5.) You have a really good comment discussion on your blog.
6.) I really like the mental image I have of you walking Choo Choo while intoxicated.
In short, strawberry margaritas are delicious. That is all.
I used to be Catholic and they stopped their whole "don't allow birth control" philosophy like 40 years ago! Tell her the church is fine with birth control. I'm hoping for the best for your family.
ReplyDeleteNicki,
ReplyDelete1) Thank you.
2) I guess you're talking about making me tell Daddy. And I still have my foot down on it.
3) I'll pass that on.
4) It's the "technically" part that's important. She is a baby still. She can't even brush her own hair. How can she handle a husband?

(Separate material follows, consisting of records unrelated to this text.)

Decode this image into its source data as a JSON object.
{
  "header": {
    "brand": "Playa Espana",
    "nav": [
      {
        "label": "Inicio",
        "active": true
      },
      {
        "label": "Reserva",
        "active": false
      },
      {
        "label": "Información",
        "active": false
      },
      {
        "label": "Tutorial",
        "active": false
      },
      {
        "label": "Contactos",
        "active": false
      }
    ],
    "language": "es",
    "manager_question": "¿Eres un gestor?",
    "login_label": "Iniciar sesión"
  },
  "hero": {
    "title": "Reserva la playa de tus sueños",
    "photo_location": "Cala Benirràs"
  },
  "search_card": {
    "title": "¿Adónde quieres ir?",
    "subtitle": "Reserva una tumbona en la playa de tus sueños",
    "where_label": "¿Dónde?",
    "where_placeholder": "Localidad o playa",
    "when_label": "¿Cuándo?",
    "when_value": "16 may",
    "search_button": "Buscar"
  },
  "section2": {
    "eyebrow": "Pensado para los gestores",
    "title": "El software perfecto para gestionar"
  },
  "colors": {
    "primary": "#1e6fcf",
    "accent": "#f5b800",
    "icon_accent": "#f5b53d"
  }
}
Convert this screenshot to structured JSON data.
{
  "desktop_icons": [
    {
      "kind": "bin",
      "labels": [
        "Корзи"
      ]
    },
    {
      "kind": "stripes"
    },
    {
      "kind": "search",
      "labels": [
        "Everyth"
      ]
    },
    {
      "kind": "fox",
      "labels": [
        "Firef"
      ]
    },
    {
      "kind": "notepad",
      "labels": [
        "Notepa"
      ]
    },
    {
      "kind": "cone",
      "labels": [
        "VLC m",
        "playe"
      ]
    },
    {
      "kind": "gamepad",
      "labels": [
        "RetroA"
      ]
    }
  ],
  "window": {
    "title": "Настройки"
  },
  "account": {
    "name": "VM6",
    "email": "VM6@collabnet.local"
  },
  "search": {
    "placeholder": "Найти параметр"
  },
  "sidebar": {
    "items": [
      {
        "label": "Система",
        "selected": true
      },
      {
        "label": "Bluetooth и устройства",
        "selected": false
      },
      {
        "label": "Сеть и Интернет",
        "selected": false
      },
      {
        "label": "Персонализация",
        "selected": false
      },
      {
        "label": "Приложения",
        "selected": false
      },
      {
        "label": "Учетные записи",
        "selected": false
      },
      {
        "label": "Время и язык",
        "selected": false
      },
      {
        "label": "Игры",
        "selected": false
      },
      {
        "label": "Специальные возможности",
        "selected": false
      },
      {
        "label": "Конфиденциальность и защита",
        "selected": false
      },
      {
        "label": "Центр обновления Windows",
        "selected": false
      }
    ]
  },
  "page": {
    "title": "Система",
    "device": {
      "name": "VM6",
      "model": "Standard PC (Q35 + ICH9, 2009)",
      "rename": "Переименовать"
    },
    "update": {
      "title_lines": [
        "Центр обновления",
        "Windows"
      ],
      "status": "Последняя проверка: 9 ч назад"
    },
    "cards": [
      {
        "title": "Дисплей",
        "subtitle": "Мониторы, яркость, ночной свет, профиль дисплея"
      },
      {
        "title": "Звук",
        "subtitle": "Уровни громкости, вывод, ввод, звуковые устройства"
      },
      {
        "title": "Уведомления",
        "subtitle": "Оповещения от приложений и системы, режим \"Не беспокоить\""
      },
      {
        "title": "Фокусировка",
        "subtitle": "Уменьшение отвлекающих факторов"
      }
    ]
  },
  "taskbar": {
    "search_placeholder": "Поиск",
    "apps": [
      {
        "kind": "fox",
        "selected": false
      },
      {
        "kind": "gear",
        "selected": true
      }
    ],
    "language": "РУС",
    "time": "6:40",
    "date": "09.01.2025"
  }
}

5)Yay! Hear that guys? You guys have good conversational commenting skills!
6) It's probably a very accurate image. :)
Yes. Yes, they are.
Hannah, I did tell her that was like a million years ago and nobody does that anymore. She said his parents are from Spain and that's what they believe. Why his parents have a role in what does or does not go on in their bedroom, I have no idea. I just don't want her stuck with five kids and a husband who does whatever he wants while she stays home barefoot in the kitchen like a slave...It's my worst nightmare for my smart, beautiful sister. (Smart in the book way, not in the common sense way, obviously.)